The business, known as AET, is working on two joint research projects with the University of York.
One of these is seeing AET use super-heated water technology to convert an agricultural waste material, currently used as a low-value animal feed, to a potential raw material for biofuel production.
The project is being carried out with the Biorenewables Development Centre (BDC), based at the York Science Park.
Expert staff at the BDC will then use their scale-up facilities to develop processes with the aim of turning the material into a biofuel, in other words, fuel derived from plant sources.
“Exploring this type of reuse or ‘waste valorisation’ is of great importance, particularly as it offers an alternative source of biofuel to food crops, which is a hot topic of debate and concern,” explained Dr Fabien Deswarte, business development unit manager at the BDC.
“Looking at uses for ‘wastes’ is just one of the ways the BDC is working towards a circular economy, and we are thrilled to be working with AET on this pro-ject.”
AET specialises in using sub-critical water extraction (SWE) technology to produce valuable natural chemicals and extracts from plant biomass.
SWE is based on the phenomenon that when water is heated significantly above the normal boiling point, with pressure applied to keep the water in liquid form, the polarity – the extent to which it can dissolve particular chemical compounds – changes significantly.
Therefore, compounds normally only soluble in polar organic solvents such as alcohols can be successfully extracted from raw materials.
“If a solvent is very polar then it is dissolving things that are water-soluble, if it’s non-polar it’s dissolving oily things. We are making water, which normally only dissolves very polar things, dissolve things which are less polar,” explained Dr Gary Wheatley, director at AET.
SWE can be considered a “green” technology, said AET, as it can replace harmful and flammable organic solvents in extraction processes.
“SWE is normally a very efficient extraction process due to the high diffusion of solvent molecules at elevated temperatures and pressure,” added the firm.

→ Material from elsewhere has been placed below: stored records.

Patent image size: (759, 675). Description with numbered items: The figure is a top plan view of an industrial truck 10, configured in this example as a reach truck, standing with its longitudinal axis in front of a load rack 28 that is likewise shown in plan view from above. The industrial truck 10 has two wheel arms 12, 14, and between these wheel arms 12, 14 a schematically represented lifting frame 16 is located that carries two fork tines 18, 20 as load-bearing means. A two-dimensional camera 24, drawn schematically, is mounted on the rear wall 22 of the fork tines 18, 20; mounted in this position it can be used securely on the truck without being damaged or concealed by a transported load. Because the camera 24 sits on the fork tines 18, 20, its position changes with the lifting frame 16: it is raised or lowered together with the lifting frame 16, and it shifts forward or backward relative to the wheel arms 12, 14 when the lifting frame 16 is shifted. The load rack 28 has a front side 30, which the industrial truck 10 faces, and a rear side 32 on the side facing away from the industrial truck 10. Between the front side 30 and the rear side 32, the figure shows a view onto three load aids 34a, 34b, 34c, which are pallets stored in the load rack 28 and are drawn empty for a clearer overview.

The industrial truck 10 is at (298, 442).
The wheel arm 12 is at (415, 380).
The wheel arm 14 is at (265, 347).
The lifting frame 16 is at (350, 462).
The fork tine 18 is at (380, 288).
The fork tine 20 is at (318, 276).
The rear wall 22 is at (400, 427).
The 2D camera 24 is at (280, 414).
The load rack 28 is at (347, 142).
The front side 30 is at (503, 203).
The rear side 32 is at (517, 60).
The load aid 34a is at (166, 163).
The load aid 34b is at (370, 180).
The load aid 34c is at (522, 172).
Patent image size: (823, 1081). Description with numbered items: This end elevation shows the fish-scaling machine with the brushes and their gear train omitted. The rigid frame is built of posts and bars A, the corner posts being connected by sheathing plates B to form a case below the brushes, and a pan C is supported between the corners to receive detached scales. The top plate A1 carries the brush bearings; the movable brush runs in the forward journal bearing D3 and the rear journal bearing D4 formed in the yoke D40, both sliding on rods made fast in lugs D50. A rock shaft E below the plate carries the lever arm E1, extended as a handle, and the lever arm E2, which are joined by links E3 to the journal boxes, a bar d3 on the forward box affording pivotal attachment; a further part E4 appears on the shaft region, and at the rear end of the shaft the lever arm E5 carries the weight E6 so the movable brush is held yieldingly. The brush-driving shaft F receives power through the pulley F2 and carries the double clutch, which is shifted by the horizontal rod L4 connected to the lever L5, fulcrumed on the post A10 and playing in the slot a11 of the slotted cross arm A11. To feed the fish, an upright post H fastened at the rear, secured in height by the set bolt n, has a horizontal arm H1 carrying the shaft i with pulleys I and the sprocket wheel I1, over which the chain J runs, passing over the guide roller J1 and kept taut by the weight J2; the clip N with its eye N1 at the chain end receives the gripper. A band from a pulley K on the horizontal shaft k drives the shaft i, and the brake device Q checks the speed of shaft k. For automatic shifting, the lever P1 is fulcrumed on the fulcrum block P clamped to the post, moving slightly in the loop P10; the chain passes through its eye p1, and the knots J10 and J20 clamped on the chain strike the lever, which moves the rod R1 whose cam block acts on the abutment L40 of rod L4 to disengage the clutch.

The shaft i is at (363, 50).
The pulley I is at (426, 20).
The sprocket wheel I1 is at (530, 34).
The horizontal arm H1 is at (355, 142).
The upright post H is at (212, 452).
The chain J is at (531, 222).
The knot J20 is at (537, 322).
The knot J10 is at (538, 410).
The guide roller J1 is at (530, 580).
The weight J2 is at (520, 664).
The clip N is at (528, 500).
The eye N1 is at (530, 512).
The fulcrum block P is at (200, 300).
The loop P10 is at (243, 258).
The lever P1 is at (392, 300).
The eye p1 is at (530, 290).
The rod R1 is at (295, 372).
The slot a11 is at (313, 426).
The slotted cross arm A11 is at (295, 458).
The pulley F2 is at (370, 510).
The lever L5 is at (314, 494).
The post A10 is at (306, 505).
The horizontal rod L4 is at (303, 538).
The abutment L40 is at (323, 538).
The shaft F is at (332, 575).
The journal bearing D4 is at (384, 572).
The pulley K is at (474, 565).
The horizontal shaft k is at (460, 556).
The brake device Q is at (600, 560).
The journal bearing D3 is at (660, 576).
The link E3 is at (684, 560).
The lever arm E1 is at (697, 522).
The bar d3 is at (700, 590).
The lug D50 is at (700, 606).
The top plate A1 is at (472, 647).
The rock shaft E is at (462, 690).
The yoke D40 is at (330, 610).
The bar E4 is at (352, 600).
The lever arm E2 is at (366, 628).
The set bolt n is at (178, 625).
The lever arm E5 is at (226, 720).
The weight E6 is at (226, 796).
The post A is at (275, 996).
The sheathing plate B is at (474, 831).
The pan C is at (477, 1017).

The second project AET is working on with the University of York is with its Green Chemistry Centre of Excellence (GCCE), focusing on anti-oxidants and anti-inflammatories.
AET has signed an agreement with the GCCE to investigate extracting potentially valuable polyphenols from citrus waste. Polyphenols are naturally occurring chemicals found in plants.
This waste is available in large quantities, for example from the juicing industry, but currently has little commercial value and is primarily used to add bulk to animal feed.
Dr Wheatley said: “These citrus polyphenols are expected to exhibit both anti-oxidant and anti-inflammatory properties and may find applications in both food and skincare products.”
“The beauty of these projects is that we are not only finding high-value applications for natural chemicals derived from wastes, but we are also applying ‘green chemistry’ to do this, i.e. not using hazardous chemicals and applying simple, environmentally benign technologies,” said Professor James Clark, director of the GCCE.
Both projects have been made possible through funding at the BDC and the GCCE from the European Regional Development Fund, which is available to eligible small to medium-sized businesses in Yorkshire and Humber.
AET, which is based in Little Weighton, was set up in 2007 by Dr Wheatley and Ken Davison, originally to investigate applications of SWE technology in the production of pharmaceutical compounds from plant sources.
“We still carry out this work but recently have realised that SWE also has great potential for converting agricultural waste and other plant biomass into the precursors (i.e. fermentable sugars) for production of bioethanol and other biofuels”, said Dr Wheat-ley.